Ecofriendly poly(3-hydroxybutyrate-co-4-hydroxybutyrate) microbeads for sanitary products.

In the past, plastic microbeads (MBs) were added to personal healthcare products to improve the cleaning and exfoliating effects, but these have been withdrawn owing to their non-degradable nature and contribution to the pollution of marine environment, especially that caused by the adsorption of persistent organic pollutants (POPs) on MBs. Therefore, natural biodegradable alternatives are being developed, but these often do not exhibit sufficient performance to replace non-degradable MBs. In this study, poly(3-hydroxybutyrate-co-4-hydroxybutyrate) (P3HB-4HB), a biodegradable aliphatic polyester, was used to prepare MBs via melt-electrospraying. We carried out the rheological characterization of P3HB-4HB with respect to melting temperature, and the melt-electrospray process was optimized to prepare MBs having sizes similar to those of commercially available MBs. Furthermore, the adsorption properties of the P3HB-4HB MBs for POPs were investigated.

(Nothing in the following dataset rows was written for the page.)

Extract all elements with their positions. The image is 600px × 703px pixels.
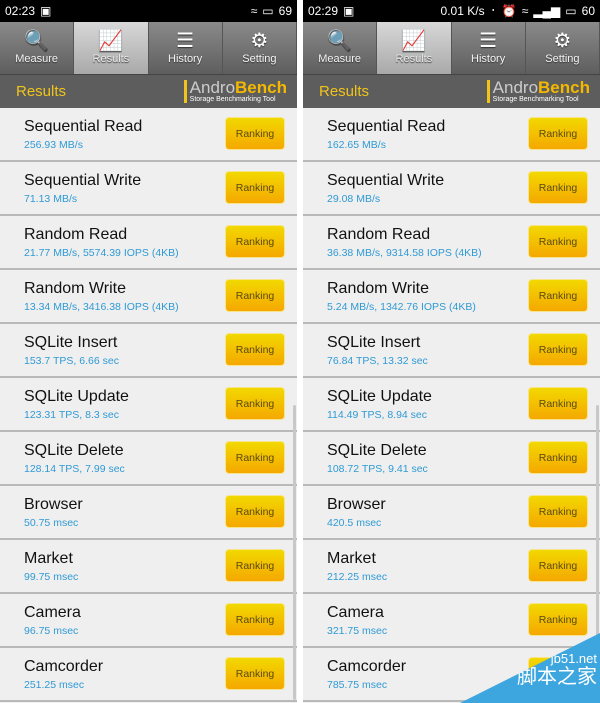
ranking-button[interactable]: Ranking	[528, 387, 588, 420]
tab-label: History	[168, 53, 203, 65]
page-title: Results	[16, 83, 67, 100]
tab-label: Results	[395, 53, 433, 65]
list-item: Sequential Read 162.65 MB/s Ranking	[303, 108, 600, 162]
tab-label: Setting	[545, 53, 580, 65]
list-item: Market 212.25 msec Ranking	[303, 540, 600, 594]
ranking-button[interactable]: Ranking	[528, 171, 588, 204]
ranking-button[interactable]: Ranking	[528, 549, 588, 582]
battery-icon: ▭	[262, 4, 274, 18]
tab-setting[interactable]: ⚙ Setting	[526, 22, 600, 74]
list-item: SQLite Insert 153.7 TPS, 6.66 sec Rankin…	[0, 324, 297, 378]
ranking-button[interactable]: Ranking	[528, 225, 588, 258]
ranking-button[interactable]: Ranking	[225, 225, 285, 258]
list-icon: ☰	[176, 30, 195, 52]
list-item: SQLite Update 114.49 TPS, 8.94 sec Ranki…	[303, 378, 600, 432]
results-header: Results AndroBench Storage Benchmarking T…	[303, 75, 600, 108]
list-item: Sequential Write 29.08 MB/s Ranking	[303, 162, 600, 216]
ranking-button[interactable]: Ranking	[528, 117, 588, 150]
list-icon: ☰	[479, 30, 498, 52]
ranking-button[interactable]: Ranking	[528, 495, 588, 528]
alarm-icon: ⏰	[501, 4, 517, 18]
ranking-button[interactable]: Ranking	[225, 441, 285, 474]
list-item: SQLite Delete 128.14 TPS, 7.99 sec Ranki…	[0, 432, 297, 486]
clock: 02:23	[5, 4, 36, 18]
ranking-button[interactable]: Ranking	[528, 333, 588, 366]
list-item: Market 99.75 msec Ranking	[0, 540, 297, 594]
status-bar: 02:29 ▣ 0.01 K/s ᛫ ⏰ ≈ ▂▄▆ ▭ 60	[303, 0, 600, 22]
ranking-button[interactable]: Ranking	[528, 441, 588, 474]
tab-measure[interactable]: 🔍 Measure	[303, 22, 378, 74]
androbench-logo: AndroBench Storage Benchmarking Tool	[183, 79, 287, 103]
tab-label: Measure	[318, 53, 362, 65]
tab-setting[interactable]: ⚙ Setting	[223, 22, 297, 74]
phone-screen-left: 02:23 ▣ ≈ ▭ 69 🔍 Measure 📈 Results ☰ History ⚙ Set…	[0, 0, 297, 703]
wifi-icon: ≈	[521, 4, 529, 18]
list-item: Sequential Read 256.93 MB/s Ranking	[0, 108, 297, 162]
signal-icon: ▂▄▆	[533, 4, 561, 18]
bluetooth-icon: ᛫	[489, 4, 497, 18]
tab-bar: 🔍 Measure 📈 Results ☰ History ⚙ Setting	[303, 22, 600, 75]
ranking-button[interactable]: Ranking	[225, 279, 285, 312]
tab-label: History	[471, 53, 506, 65]
results-header: Results AndroBench Storage Benchmarking T…	[0, 75, 297, 108]
tab-label: Results	[92, 53, 130, 65]
network-speed: 0.01 K/s	[440, 4, 485, 18]
results-list: Sequential Read 256.93 MB/s Ranking Sequ…	[0, 108, 297, 702]
list-item: Sequential Write 71.13 MB/s Ranking	[0, 162, 297, 216]
list-item: SQLite Insert 76.84 TPS, 13.32 sec Ranki…	[303, 324, 600, 378]
tab-results[interactable]: 📈 Results	[377, 22, 452, 74]
tab-measure[interactable]: 🔍 Measure	[0, 22, 75, 74]
list-item: Random Read 21.77 MB/s, 5574.39 IOPS (4K…	[0, 216, 297, 270]
chart-icon: 📈	[98, 30, 124, 52]
wifi-icon: ≈	[250, 4, 258, 18]
list-item: Browser 50.75 msec Ranking	[0, 486, 297, 540]
ranking-button[interactable]: Ranking	[225, 171, 285, 204]
list-item: SQLite Delete 108.72 TPS, 9.41 sec Ranki…	[303, 432, 600, 486]
androbench-logo: AndroBench Storage Benchmarking Tool	[486, 79, 590, 103]
tab-label: Measure	[15, 53, 59, 65]
list-item: Browser 420.5 msec Ranking	[303, 486, 600, 540]
chart-icon: 📈	[401, 30, 427, 52]
search-icon: 🔍	[24, 30, 50, 52]
list-item: Random Read 36.38 MB/s, 9314.58 IOPS (4K…	[303, 216, 600, 270]
ranking-button[interactable]: Ranking	[528, 279, 588, 312]
list-item: SQLite Update 123.31 TPS, 8.3 sec Rankin…	[0, 378, 297, 432]
battery-icon: ▭	[565, 4, 577, 18]
list-item: Camera 321.75 msec Ranking	[303, 594, 600, 648]
battery-level: 69	[278, 4, 292, 18]
tab-history[interactable]: ☰ History	[149, 22, 223, 74]
tab-label: Setting	[242, 53, 277, 65]
ranking-button[interactable]: Ranking	[225, 495, 285, 528]
gear-icon: ⚙	[553, 30, 572, 52]
tab-results[interactable]: 📈 Results	[74, 22, 149, 74]
results-list: Sequential Read 162.65 MB/s Ranking Sequ…	[303, 108, 600, 702]
list-item: Random Write 13.34 MB/s, 3416.38 IOPS (4…	[0, 270, 297, 324]
image-icon: ▣	[343, 4, 355, 18]
search-icon: 🔍	[327, 30, 353, 52]
phone-screen-right: 02:29 ▣ 0.01 K/s ᛫ ⏰ ≈ ▂▄▆ ▭ 60 🔍 Measure 📈 Result…	[303, 0, 600, 703]
ranking-button[interactable]: Ranking	[225, 657, 285, 690]
scrollbar[interactable]	[293, 405, 296, 700]
ranking-button[interactable]: Ranking	[225, 333, 285, 366]
list-item: Camera 96.75 msec Ranking	[0, 594, 297, 648]
ranking-button[interactable]: Ranking	[225, 549, 285, 582]
page-title: Results	[319, 83, 370, 100]
gear-icon: ⚙	[250, 30, 269, 52]
list-item: Random Write 5.24 MB/s, 1342.76 IOPS (4K…	[303, 270, 600, 324]
tab-bar: 🔍 Measure 📈 Results ☰ History ⚙ Setting	[0, 22, 297, 75]
image-icon: ▣	[40, 4, 52, 18]
clock: 02:29	[308, 4, 339, 18]
ranking-button[interactable]: Ranking	[528, 603, 588, 636]
ranking-button[interactable]: Ranking	[225, 603, 285, 636]
list-item: Camcorder 251.25 msec Ranking	[0, 648, 297, 702]
status-bar: 02:23 ▣ ≈ ▭ 69	[0, 0, 297, 22]
battery-level: 60	[581, 4, 595, 18]
ranking-button[interactable]: Ranking	[225, 387, 285, 420]
tab-history[interactable]: ☰ History	[452, 22, 526, 74]
ranking-button[interactable]: Ranking	[225, 117, 285, 150]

Unlike commercial MBs, the P3HB-4HB MBs adsorbed significantly fewer contaminants owing to their smooth and regular surfaces. Finally, a cleansing product containing P3HB-4HB MBs was prepared to evaluate their cleaning ability, and we found that the MB-based product could remove dirt and contaminants that were not easily removed by water alone. Thus, the biodegradable P3HB-4HB MBs have great potential for use as sustainable additives for cosmetic products for skin exfoliation.